تازه های تحقیق
مطالعه و بررسی ماهیت ترکیبی دادههای لیتوژئوشیمیایی در مطالعات آماری ضروری است.
اگر ماهیت ترکیبی این داده ها نادیده گرفته شود، نتایج تحلیلهای آماری مستعد خطا و تناقض هستند.
نادیده گرفتن ماهیت ترکیبی دادههای ژئوشیمیایی در یک کانسار طلا منجر به براورد عیار منفی برای عنصر طلا شد که تناقضی آشکار است.
مطالعه آماری داده های ژئوشیمیایی با رویکرد ترکیبی با نتایج قابل قبول تر و دقیق تری نسبت به رویکرد سنتی همراه است.
در تحلیل رگرسیونی طلا، روش تبدیل لگاریتم ایزومتریک (ilr) بر سایر روش های تحلیل داده های ترکیبی ارجحیت دارد.
رویکرد ترکیبی در برآورد چارک های اول و سوم بهتر از روش های سنتی عمل می کند. این چارک ها از نظر اکتشافی اهمیت بالایی دارند.
عنوان مقاله [English]
When a geochemical sample is analyzed, grades are reported as strictly positive and constrained values, which are a form of compositional data (CoDa). It is proven that spurious correlations of closed data can affect the conventional statistical analysis such as regression modeling. The problem is that one cannot say how much of the uncertainty of the model is due to spurious covariance and correlations. Thus, it is wiser to choose the safe side and consider the compositional nature of the data using proper logratio approach. In this study, we assessed the regression analysis of gold grade in a gold occurrence located in the NW Iran. Compositional and noncompositional approaches were followed and the consequent results were compared to understand the impact of neglecting the compositional nature of data on gold grade regression analysis. Isometric logratio (ilr) balances were calculated and used to perform the compositional approach.

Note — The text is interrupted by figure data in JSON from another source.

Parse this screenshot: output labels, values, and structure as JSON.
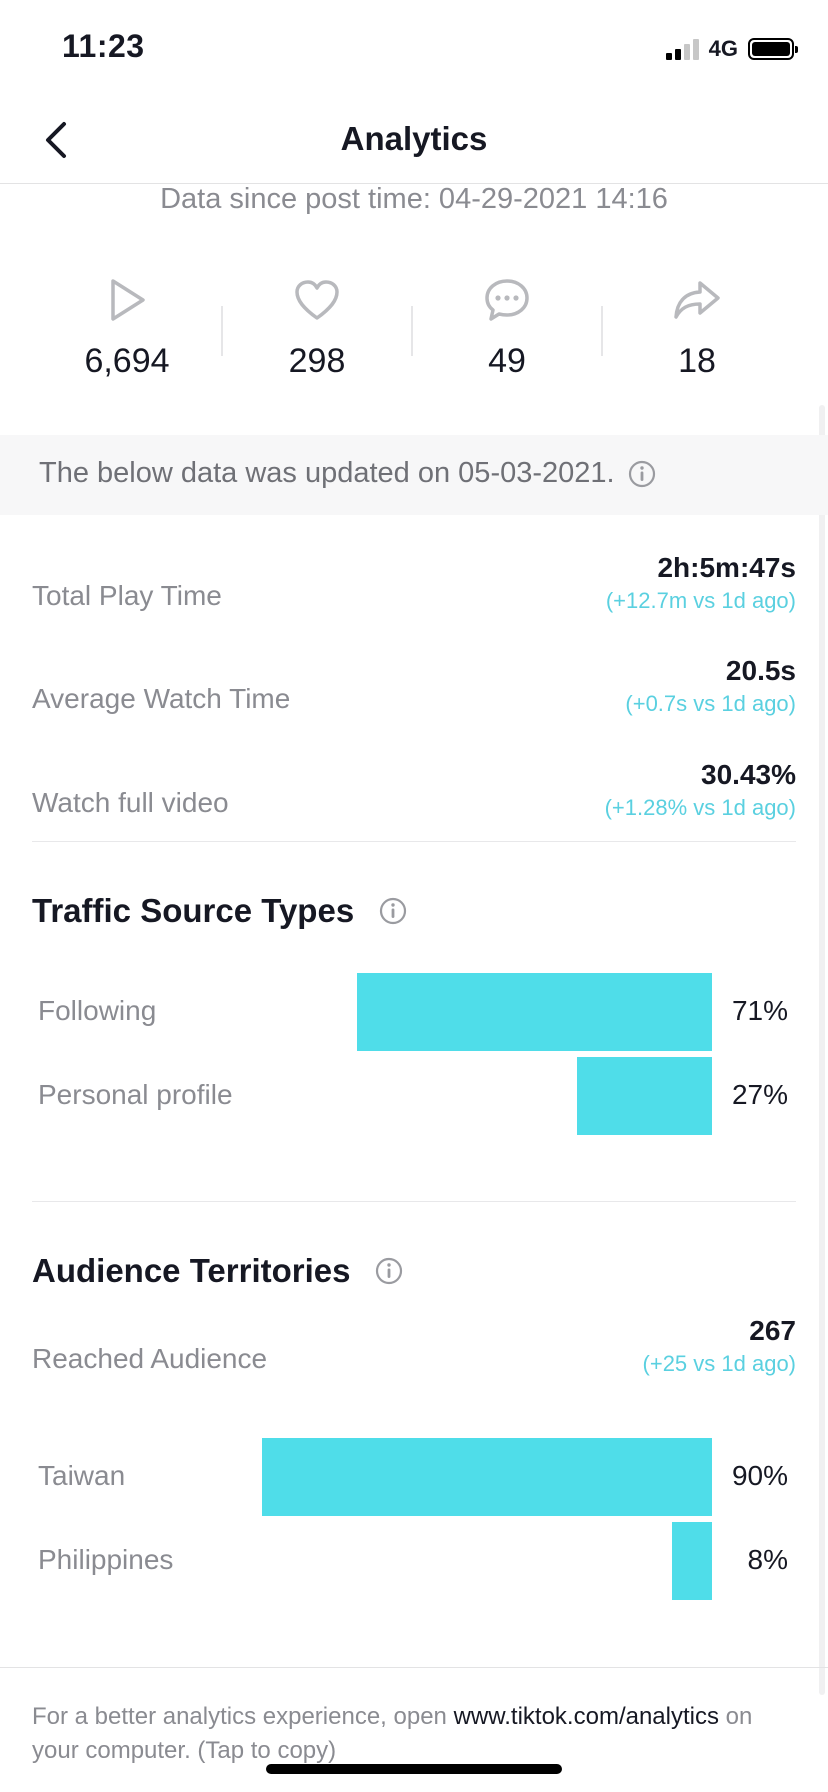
{
  "status": {
    "time": "11:23",
    "network": "4G"
  },
  "nav": {
    "title": "Analytics"
  },
  "since": "Data since post time: 04-29-2021 14:16",
  "stats": [
    {
      "icon": "play-icon",
      "value": "6,694"
    },
    {
      "icon": "heart-icon",
      "value": "298"
    },
    {
      "icon": "comment-icon",
      "value": "49"
    },
    {
      "icon": "share-icon",
      "value": "18"
    }
  ],
  "update_notice": "The below data was updated on 05-03-2021.",
  "metrics": [
    {
      "label": "Total Play Time",
      "value": "2h:5m:47s",
      "delta": "(+12.7m vs 1d ago)"
    },
    {
      "label": "Average Watch Time",
      "value": "20.5s",
      "delta": "(+0.7s vs 1d ago)"
    },
    {
      "label": "Watch full video",
      "value": "30.43%",
      "delta": "(+1.28% vs 1d ago)"
    }
  ],
  "traffic": {
    "title": "Traffic Source Types",
    "items": [
      {
        "label": "Following",
        "percent": 71,
        "percent_text": "71%"
      },
      {
        "label": "Personal profile",
        "percent": 27,
        "percent_text": "27%"
      }
    ]
  },
  "audience": {
    "title": "Audience Territories",
    "reached_label": "Reached Audience",
    "reached_value": "267",
    "reached_delta": "(+25 vs 1d ago)",
    "items": [
      {
        "label": "Taiwan",
        "percent": 90,
        "percent_text": "90%"
      },
      {
        "label": "Philippines",
        "percent": 8,
        "percent_text": "8%"
      }
    ]
  },
  "footer": {
    "text_before": "For a better analytics experience, open ",
    "link": "www.tiktok.com/analytics",
    "text_after": " on your computer. (Tap to copy)"
  },
  "colors": {
    "accent": "#4fdde9",
    "delta": "#5ad0e0",
    "muted": "#8a8b91",
    "text": "#161823"
  }
}
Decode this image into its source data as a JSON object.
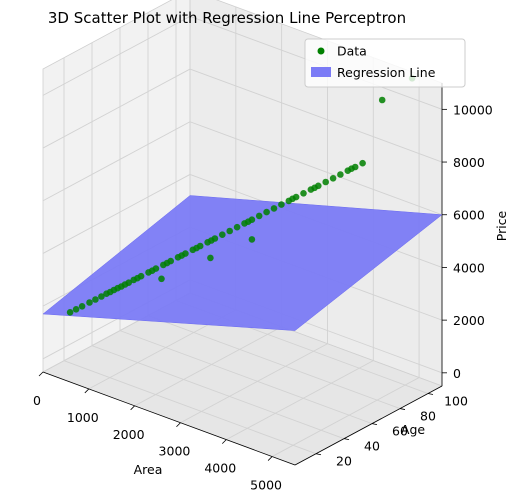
{
  "chart_data": {
    "type": "scatter",
    "projection": "3d",
    "title": "3D Scatter Plot with Regression Line Perceptron",
    "xlabel": "Area",
    "ylabel": "Age",
    "zlabel": "Price",
    "xlim": [
      0,
      5500
    ],
    "ylim": [
      5,
      110
    ],
    "zlim": [
      -500,
      11000
    ],
    "xticks": [
      0,
      1000,
      2000,
      3000,
      4000,
      5000
    ],
    "yticks": [
      20,
      40,
      60,
      80,
      100
    ],
    "zticks": [
      0,
      2000,
      4000,
      6000,
      8000,
      10000
    ],
    "xtick_labels": [
      "0",
      "1000",
      "2000",
      "3000",
      "4000",
      "5000"
    ],
    "ytick_labels": [
      "20",
      "40",
      "60",
      "80",
      "100"
    ],
    "ztick_labels": [
      "0",
      "2000",
      "4000",
      "6000",
      "8000",
      "10000"
    ],
    "grid": true,
    "legend": {
      "position": "top-right",
      "entries": [
        {
          "label": "Data",
          "kind": "marker",
          "color": "#008000"
        },
        {
          "label": "Regression Line",
          "kind": "patch",
          "color": "#7b7bf6"
        }
      ]
    },
    "series": [
      {
        "name": "Data",
        "color": "#008000",
        "points": [
          [
            500,
            8,
            2000
          ],
          [
            600,
            9,
            2150
          ],
          [
            700,
            10,
            2300
          ],
          [
            800,
            12,
            2450
          ],
          [
            900,
            13,
            2600
          ],
          [
            1000,
            14,
            2750
          ],
          [
            1050,
            16,
            2830
          ],
          [
            1100,
            17,
            2900
          ],
          [
            1150,
            18,
            2980
          ],
          [
            1200,
            19,
            3050
          ],
          [
            1250,
            20,
            3120
          ],
          [
            1300,
            21,
            3200
          ],
          [
            1350,
            22,
            3270
          ],
          [
            1400,
            24,
            3350
          ],
          [
            1450,
            25,
            3420
          ],
          [
            1500,
            26,
            3500
          ],
          [
            1600,
            28,
            3650
          ],
          [
            1650,
            29,
            3720
          ],
          [
            1700,
            30,
            3800
          ],
          [
            1800,
            32,
            3950
          ],
          [
            1850,
            33,
            4020
          ],
          [
            1900,
            34,
            4100
          ],
          [
            2000,
            36,
            4250
          ],
          [
            2050,
            37,
            4320
          ],
          [
            2100,
            38,
            4400
          ],
          [
            2200,
            40,
            4550
          ],
          [
            2250,
            41,
            4620
          ],
          [
            2300,
            42,
            4700
          ],
          [
            2400,
            44,
            4850
          ],
          [
            2450,
            45,
            4920
          ],
          [
            2500,
            46,
            5000
          ],
          [
            2600,
            48,
            5150
          ],
          [
            2700,
            50,
            5300
          ],
          [
            2800,
            52,
            5450
          ],
          [
            2900,
            54,
            5600
          ],
          [
            2950,
            55,
            5670
          ],
          [
            3000,
            56,
            5750
          ],
          [
            3100,
            58,
            5900
          ],
          [
            3200,
            60,
            6050
          ],
          [
            3300,
            62,
            6200
          ],
          [
            3400,
            64,
            6350
          ],
          [
            3500,
            66,
            6500
          ],
          [
            3550,
            67,
            6580
          ],
          [
            3600,
            68,
            6650
          ],
          [
            3700,
            70,
            6800
          ],
          [
            3800,
            72,
            6950
          ],
          [
            3850,
            73,
            7020
          ],
          [
            3900,
            74,
            7100
          ],
          [
            4000,
            76,
            7250
          ],
          [
            4100,
            78,
            7400
          ],
          [
            4200,
            80,
            7550
          ],
          [
            4300,
            82,
            7700
          ],
          [
            4350,
            83,
            7780
          ],
          [
            4400,
            84,
            7850
          ],
          [
            4500,
            86,
            8000
          ],
          [
            2400,
            46,
            4200
          ],
          [
            3000,
            56,
            5000
          ],
          [
            1700,
            34,
            3300
          ],
          [
            4500,
            100,
            10000
          ],
          [
            5000,
            105,
            11000
          ]
        ]
      }
    ],
    "regression_plane": {
      "name": "Regression Line",
      "color": "#7b7bf6",
      "corners": [
        [
          0,
          5,
          1700
        ],
        [
          5500,
          5,
          4600
        ],
        [
          5500,
          110,
          6000
        ],
        [
          0,
          110,
          3200
        ]
      ]
    }
  }
}
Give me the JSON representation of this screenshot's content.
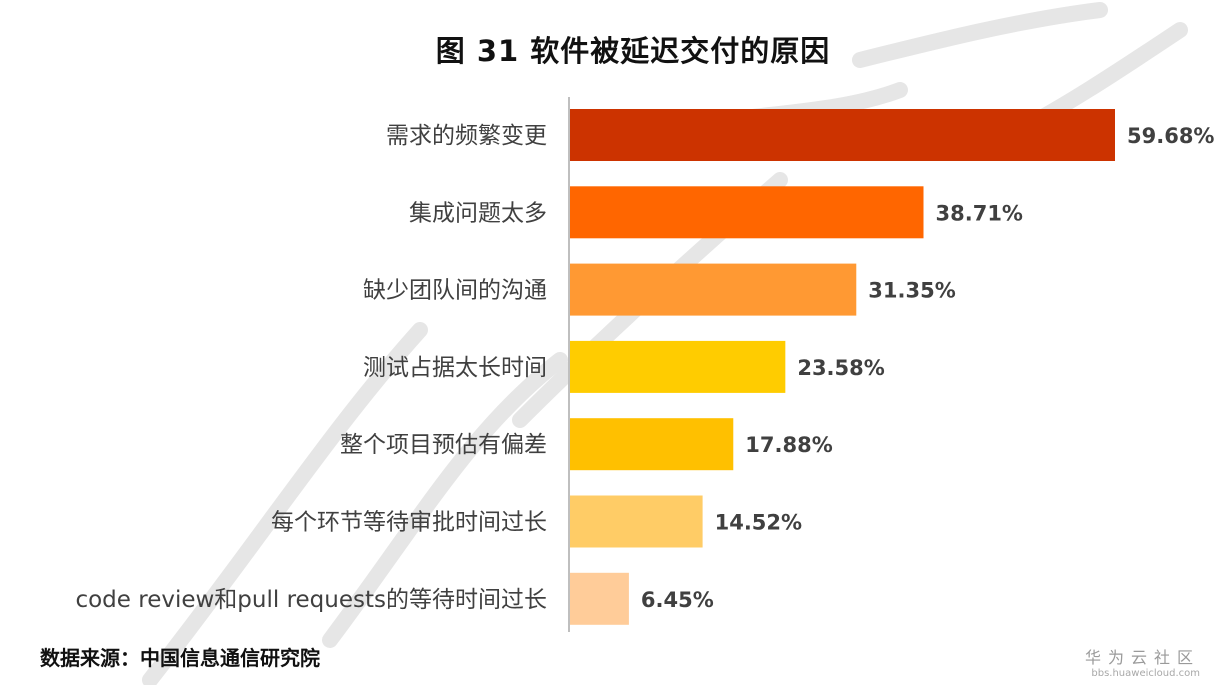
{
  "title": "图 31 软件被延迟交付的原因",
  "chart_data": {
    "type": "bar",
    "orientation": "horizontal",
    "title": "图 31 软件被延迟交付的原因",
    "categories": [
      "需求的频繁变更",
      "集成问题太多",
      "缺少团队间的沟通",
      "测试占据太长时间",
      "整个项目预估有偏差",
      "每个环节等待审批时间过长",
      "code review和pull requests的等待时间过长"
    ],
    "values": [
      59.68,
      38.71,
      31.35,
      23.58,
      17.88,
      14.52,
      6.45
    ],
    "value_labels": [
      "59.68%",
      "38.71%",
      "31.35%",
      "23.58%",
      "17.88%",
      "14.52%",
      "6.45%"
    ],
    "colors": [
      "#CC3300",
      "#FF6600",
      "#FF9933",
      "#FFCC00",
      "#FFC000",
      "#FFCC66",
      "#FFCC99"
    ],
    "xlim": [
      0,
      59.68
    ],
    "grid": false,
    "legend": "none"
  },
  "source": "数据来源：中国信息通信研究院",
  "brand": {
    "name": "华为云社区",
    "url": "bbs.huaweicloud.com"
  }
}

Comparison of the two approaches was carried out based on Correct Classification Rate (CCR) of the estimated values and the correlation coefficient of the estimated and real gold grades (R2). Additionally, the resemblance between the distribution of the estimated and real data were compared. R2 values for compositional and noncompositional approaches are 0.84 and 0.74 respectively, and CCR values at 40 ppb cut-off are 0.875 and 0.688 for the same set. On the other side, the distribution of estimated grades by compositional approach is closer to the real gold grades. It is notable that the noncompositional approach has estimated a negative grade, which is an evident inconsistency. Although the noncompositional approach is returning the exact value of the average, the compositional approach is more accurate at the first and the third quartiles, which are more critical.
All above-mentioned results approve that CoDa analysis of lithogeochemical data is essential. It is concluded that neglecting the compositional nature of data will compromise the reliability of the regression models. Thus, to stay away from the falsification, it is highly recommended to perform the proper logratio approach in multivariate statistical studies of geochemical data.
Almost all geochemical data are reported as constrained and strictly positive grades and concentrations. They count as a form of compositional data. Statistical analysis of such data, in the raw form, is exposed to inconsistency and can result unrealistic models. Logratio approach is an adequate way to treat the problem.
Methodology and Approaches
Multivariate regression analysis of the raw and logratio transformed data was performed and the results were compared. Isometric logratio (ilr) transform was executed to calculate unconstrained balances for the compositional approach.
Results and Conclusions
The compositional approach outperforms the noncompositional approach in terms of Correct Classification Rate (CCR) and R2 (correlation coefficient of estimated and real data). In addition, the noncompositional approach inconsistently estimated a negative grade and is less accurate in the first and the third quartiles of the population. It is concluded that the compositional data analysis is essential when we are working with multivariate geochemical data.